10 de marzo de 2015

Los planetas

Están los libros que nos empujan a escribir. No los que nos generan deseo (una larga lista) sino aquellos que, perentorios, nos exigen, como si ellos fueran un vasto interrogante, una respuesta ficcional. Los planetas pertenece, en mi experiencia de lectura, a esta categoría. Recuerdo haberla leído hace más de diez años por primera vez. La pedí prestada en la biblioteca y durante una semana la transité con absoluto desconcierto ¿Qué era ese libro en el que nada tenía precisión, en el que todo podía ser en cualquier momento otra cosa? Por momentos árida, por momentos confusa, por momentos brillante, esa lectura me resultó fastidiosa. Hoy sé que aquel fastidio era el mismo que sentimos cuando empezamos a enamorarnos; un no saber qué, o por qué; un azoramiento incómodo. Pocos meses después volví a llevarla. El resultado fue peor. Leí otras cosas, como suele suceder, pero Los planetas estaba ejerciendo en mí una gravitación astrológica, según la cual todo movimiento de lectura quedaba subsumido al influjo de la novela que, como un astro gigantesco, ponía lo demás a orbitar en torno suyo. La tercera vez fue la vencida. O el vencido fui yo, más bien. El amor no es un sentimiento sino una sensación en el cuerpo, incómoda, confusa, poderosa.

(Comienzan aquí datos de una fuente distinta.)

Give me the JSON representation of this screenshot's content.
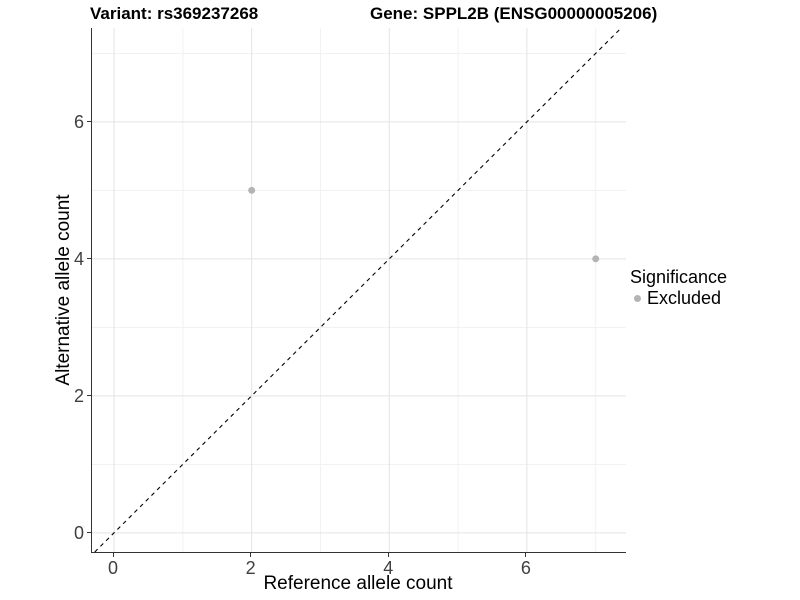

El recorrido anímico del narrador, ubicuo y distante al mismo tiempo, que encara la ímproba tarea de recordar a un amigo ausente; el movimiento astronómico de los personajes por una ciudad que se parece mucho al espacio exterior, hecha de lugares conocidos extrañados hasta lo remoto; la proliferación de relatos que se superponen, se cruzan, colisionan; todo eso fue enamorándome. Y cuando debí rendirme a la evidencia de que había caído en sus redes, comprendí que allí estaba todo lo que necesitaba para escribir ¿Por qué? No sabría precisarlo. Sólo sé que cada vez que me reencuentro con Los planetas reavivo aquel amor y vuelvo a “tirar unas líneas” como tiran acordes los músicos en una improvisación. Eso fue, quizá: la forma en que todo parece improvisado, el movimiento casual que sin embargo no permite que nada se detenga, lo inconcluso como ideal. Tengo un temor reverencial por Los planetas. Es  un libro que me llama todo el tiempo, posesivo, al que sólo puedo sustraerme con más escritura.  Y aunque me han dicho que no, que todo lo contrario, que de ninguna manera, sigo creyendo que agrego capítulos innecesarios, pero para mí imprescindibles, a ese sistema que flota a la deriva en el cosmos de los libros que venero.